Editorial
Austin J Surg. 2014;1(6): 1029.
Laparoscopic Cholecystectomy is Still Evolving
Yoshiaki Mizuguchi*
Department of Surgery, Nippon Medical School Hospital, Japan
*Corresponding author: Yoshiaki Mizuguchi, Department of Surgery, Nippon Medical School Hospital, 1-1-5 Sendagi, Bunkyo-Ku, Tokyo, Japan
Received: September 01, 2014; Accepted: September 03, 2014; Published: September 05, 2014
Almost every organ in the abdominal cavity is accessible in a minimally invasive manner. Laparoscopic surgery affords significant advantages compared to conventional open surgery. The magnification afforded by modern optical devices, and the unique visualization of target organs, facilitates delicate procedures including cutting and tissue division. Additionally, operative views are shared by all attendees (however experienced), affording maximal educational efficacy by allowing surgeons to develop their visual skills. Such surgery has several important advantages: the scar length and postoperative pain level are reduced, and the cosmetic results improved, as compared to the outcomes of open surgery [1].
In the time since the introduction of the technique in the 1980s [2], laparoscopic cholecystectomy (LC) has become recognized as the surgical procedure of choice for elective surgery patients. The biliary tract, including the gallbladder, is located in a remote right-sided bodily region, distant form the surgical opening, and the visual field is thus poor when open cholecystectomy is performed. Hence, it is very useful to use a laparoscope to better define the visual field.
Standard LC traditionally employed four trocars (two 10-mm and two 5-mm in length); one trocar is for the camera, one for instruments, and two allow manipulation of the gallbladder to afford adequate exposure of the surgical field (including Calot’s triangle) [3]. Improvements in laparoscopic techniques, and advances in surgical experience, have led to surgeons suggesting that the fourth trocar was unnecessary. Commencing in the late 1990s, surgeons found that LC was safely performed using less than four access ports [4-6]. The first paper on single-port LC, performed in 30 patients, was published in 1997 by Navarra et al. [7] and other authors subsequently described “transumbilical” single-port LC [8,9]. The technique has become commonly adopted in recent years. Initially, safety concerns were raised, but two meta-analyses showed that single-port LC was safe; no significant difference between conventional and single port LC was evident in terms of complications (including bile duct injury) [10,11]. A further meta-analysis found that single-port LC afforded better cosmetic satisfaction, and reduced postoperative pain, at a cost of longer operative time, as compared to multiple-incision LC [3,12]. Finally, the first report on transvaginal natural orifice transluminal endoscopic surgery (NOTES), used for cholecystectomy, appeared in 2007, and found that access trauma was minimized and no visible scars created [13].
Contemporaneously, mini-laparoscopic cholecystectomy (mini- PLC), using smaller ports and incisions (<5 mm), became possible via manufacturing improvements in surgical instruments, particularly forceps stiffness. In a meta-analysis of 43 RCT studies, Li et al. compared single-port LC, two-port LC, three-port LC, four-port LC, and mini-four-port LC, and found that four-port LC was associated with the highest level of postoperative pain, the longest hospital stay, and the lowest cosmetic score. The mini-four-port LC had the highest cosmetic score and the lowest level of postoperative complications; single-port LC was associated with the lowest level of postoperative pain and the shortest hospital stay.

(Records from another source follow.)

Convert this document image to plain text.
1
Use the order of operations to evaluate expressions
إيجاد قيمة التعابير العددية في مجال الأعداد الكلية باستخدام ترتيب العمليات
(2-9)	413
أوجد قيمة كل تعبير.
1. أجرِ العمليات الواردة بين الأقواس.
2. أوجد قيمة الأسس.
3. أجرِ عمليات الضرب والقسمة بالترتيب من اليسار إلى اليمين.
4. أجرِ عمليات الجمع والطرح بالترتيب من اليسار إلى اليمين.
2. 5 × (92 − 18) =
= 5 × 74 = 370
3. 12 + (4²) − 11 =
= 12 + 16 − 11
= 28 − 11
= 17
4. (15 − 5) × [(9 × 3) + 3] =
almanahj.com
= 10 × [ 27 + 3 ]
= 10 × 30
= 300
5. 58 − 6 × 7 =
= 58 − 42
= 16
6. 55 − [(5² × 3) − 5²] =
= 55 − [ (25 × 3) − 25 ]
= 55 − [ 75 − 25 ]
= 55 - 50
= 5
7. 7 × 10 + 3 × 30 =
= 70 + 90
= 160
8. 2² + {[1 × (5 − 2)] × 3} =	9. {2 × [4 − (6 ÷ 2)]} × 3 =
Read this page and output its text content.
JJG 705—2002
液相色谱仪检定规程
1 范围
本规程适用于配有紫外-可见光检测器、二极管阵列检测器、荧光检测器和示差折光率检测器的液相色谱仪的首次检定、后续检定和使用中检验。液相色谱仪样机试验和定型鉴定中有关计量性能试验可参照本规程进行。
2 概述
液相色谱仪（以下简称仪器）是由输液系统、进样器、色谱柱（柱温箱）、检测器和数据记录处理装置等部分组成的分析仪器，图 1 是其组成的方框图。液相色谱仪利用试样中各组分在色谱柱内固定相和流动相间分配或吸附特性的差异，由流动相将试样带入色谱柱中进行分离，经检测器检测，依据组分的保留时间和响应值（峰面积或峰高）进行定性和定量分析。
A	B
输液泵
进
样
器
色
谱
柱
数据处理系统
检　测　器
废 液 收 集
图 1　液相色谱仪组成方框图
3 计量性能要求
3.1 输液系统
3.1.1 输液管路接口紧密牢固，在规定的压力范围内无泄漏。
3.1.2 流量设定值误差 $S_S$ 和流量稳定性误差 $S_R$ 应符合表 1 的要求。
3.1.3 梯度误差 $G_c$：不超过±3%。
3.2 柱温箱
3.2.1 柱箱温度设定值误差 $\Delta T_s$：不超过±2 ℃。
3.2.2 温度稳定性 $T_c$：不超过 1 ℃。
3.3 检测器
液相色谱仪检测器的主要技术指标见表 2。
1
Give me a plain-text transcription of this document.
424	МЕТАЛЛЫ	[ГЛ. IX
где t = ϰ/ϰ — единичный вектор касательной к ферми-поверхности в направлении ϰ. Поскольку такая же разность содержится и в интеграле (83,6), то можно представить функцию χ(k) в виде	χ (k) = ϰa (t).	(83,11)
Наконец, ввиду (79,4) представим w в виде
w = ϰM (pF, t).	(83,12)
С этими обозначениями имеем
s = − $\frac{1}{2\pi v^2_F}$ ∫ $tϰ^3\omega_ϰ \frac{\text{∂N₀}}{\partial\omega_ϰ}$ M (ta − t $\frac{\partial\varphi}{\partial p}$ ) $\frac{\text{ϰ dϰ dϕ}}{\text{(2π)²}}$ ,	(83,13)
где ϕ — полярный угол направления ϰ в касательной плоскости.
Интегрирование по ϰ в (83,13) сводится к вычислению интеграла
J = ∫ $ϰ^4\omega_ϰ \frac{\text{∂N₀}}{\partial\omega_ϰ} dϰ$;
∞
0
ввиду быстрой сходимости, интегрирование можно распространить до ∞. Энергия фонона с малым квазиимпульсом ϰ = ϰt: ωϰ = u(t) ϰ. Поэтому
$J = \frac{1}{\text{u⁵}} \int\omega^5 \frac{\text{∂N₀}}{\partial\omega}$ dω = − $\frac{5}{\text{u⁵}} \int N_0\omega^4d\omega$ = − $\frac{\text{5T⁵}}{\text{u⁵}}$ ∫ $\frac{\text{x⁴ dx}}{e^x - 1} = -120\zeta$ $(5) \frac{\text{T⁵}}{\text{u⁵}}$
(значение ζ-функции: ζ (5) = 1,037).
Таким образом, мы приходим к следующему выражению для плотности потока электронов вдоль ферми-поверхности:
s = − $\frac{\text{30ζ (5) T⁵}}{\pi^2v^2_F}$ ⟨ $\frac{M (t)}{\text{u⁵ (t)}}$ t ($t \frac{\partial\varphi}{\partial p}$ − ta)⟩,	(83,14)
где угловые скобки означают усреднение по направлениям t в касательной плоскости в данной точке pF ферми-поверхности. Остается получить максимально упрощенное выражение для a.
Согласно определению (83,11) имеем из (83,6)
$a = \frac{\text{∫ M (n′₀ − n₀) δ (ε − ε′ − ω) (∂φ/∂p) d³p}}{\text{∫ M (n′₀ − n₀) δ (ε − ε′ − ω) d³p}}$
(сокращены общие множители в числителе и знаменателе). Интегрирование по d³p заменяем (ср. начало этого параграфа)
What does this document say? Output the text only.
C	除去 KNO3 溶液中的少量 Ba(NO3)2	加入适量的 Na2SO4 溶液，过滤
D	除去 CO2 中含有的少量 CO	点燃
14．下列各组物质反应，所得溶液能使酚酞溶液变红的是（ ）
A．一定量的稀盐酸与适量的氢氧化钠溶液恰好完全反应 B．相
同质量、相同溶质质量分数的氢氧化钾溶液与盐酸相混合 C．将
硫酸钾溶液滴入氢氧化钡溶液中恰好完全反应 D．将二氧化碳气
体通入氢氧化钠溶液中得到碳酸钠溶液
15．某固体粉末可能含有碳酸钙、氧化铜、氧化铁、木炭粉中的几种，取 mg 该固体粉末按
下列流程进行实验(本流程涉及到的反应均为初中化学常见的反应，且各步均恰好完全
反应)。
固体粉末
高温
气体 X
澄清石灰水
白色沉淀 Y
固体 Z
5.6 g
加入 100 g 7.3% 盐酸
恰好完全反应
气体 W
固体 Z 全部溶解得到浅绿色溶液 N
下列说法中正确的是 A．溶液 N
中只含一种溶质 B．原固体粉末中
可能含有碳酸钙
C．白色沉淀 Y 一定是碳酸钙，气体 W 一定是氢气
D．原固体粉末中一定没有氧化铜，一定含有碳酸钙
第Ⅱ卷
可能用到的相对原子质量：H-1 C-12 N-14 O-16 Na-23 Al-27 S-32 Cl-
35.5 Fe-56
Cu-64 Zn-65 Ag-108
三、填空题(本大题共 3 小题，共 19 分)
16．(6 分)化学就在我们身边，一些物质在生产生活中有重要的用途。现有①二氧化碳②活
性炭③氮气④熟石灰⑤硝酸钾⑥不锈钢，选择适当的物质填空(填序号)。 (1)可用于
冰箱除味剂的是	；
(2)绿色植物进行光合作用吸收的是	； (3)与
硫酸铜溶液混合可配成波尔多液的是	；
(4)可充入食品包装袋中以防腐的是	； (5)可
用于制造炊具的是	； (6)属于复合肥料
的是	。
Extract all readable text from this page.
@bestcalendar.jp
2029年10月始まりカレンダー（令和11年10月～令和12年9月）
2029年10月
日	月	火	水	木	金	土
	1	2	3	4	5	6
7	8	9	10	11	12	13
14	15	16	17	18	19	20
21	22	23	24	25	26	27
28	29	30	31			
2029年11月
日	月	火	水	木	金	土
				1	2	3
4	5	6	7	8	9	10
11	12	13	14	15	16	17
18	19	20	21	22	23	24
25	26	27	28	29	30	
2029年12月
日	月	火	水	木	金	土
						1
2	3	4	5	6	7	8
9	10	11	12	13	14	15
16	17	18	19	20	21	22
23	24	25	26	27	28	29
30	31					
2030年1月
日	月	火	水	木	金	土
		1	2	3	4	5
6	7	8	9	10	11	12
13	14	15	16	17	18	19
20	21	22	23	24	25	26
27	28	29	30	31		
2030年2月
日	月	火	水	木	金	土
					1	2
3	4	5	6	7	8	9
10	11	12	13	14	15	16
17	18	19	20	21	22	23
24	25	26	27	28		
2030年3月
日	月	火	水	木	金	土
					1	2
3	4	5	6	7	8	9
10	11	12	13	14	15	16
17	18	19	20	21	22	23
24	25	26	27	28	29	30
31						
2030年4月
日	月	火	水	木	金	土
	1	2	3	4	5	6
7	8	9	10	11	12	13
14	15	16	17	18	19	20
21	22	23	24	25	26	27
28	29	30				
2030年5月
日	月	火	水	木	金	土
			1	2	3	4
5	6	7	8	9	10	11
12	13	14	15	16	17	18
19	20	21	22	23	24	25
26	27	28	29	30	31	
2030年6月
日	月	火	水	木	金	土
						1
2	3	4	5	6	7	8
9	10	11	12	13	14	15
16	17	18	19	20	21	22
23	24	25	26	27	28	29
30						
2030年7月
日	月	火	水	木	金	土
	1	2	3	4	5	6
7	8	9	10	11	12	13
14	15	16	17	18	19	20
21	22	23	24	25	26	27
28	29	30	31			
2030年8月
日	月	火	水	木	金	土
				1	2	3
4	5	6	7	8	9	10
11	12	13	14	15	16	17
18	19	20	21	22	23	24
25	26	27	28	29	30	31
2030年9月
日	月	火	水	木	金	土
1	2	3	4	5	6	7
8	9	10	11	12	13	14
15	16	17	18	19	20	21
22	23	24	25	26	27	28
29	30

However, ascending the learning curve for laparoscopic techniques, which requires development of depth perception (screen views are obviously two-dimensional); working while lacking tactile sensation; and an understanding of how forceps range varies under different circumstances, requires time and (considerable) effort in a clinical context [14-16]. Historically, many innovations in digestive surgery were first evaluated by performing cholecystectomies in humans. Consideration of both surgical expertise and learning curve parameters are important when a new approach is planned. Pre-clinical training using live animals, or a dry box, is usually needed. A randomized controlled trial study showed that such training, using porcine organs, significantly improved the operating room performance of surgical residents, as compared to those not so trained; skills were transferred from the laboratory to the theater [17].
Dedicated surgeons and those who develop new medical technology will always advocate the development of new approaches to cholecystectomy. The design of appropriate instruments, ports. And optical devices facilitating such efforts, is a major research field.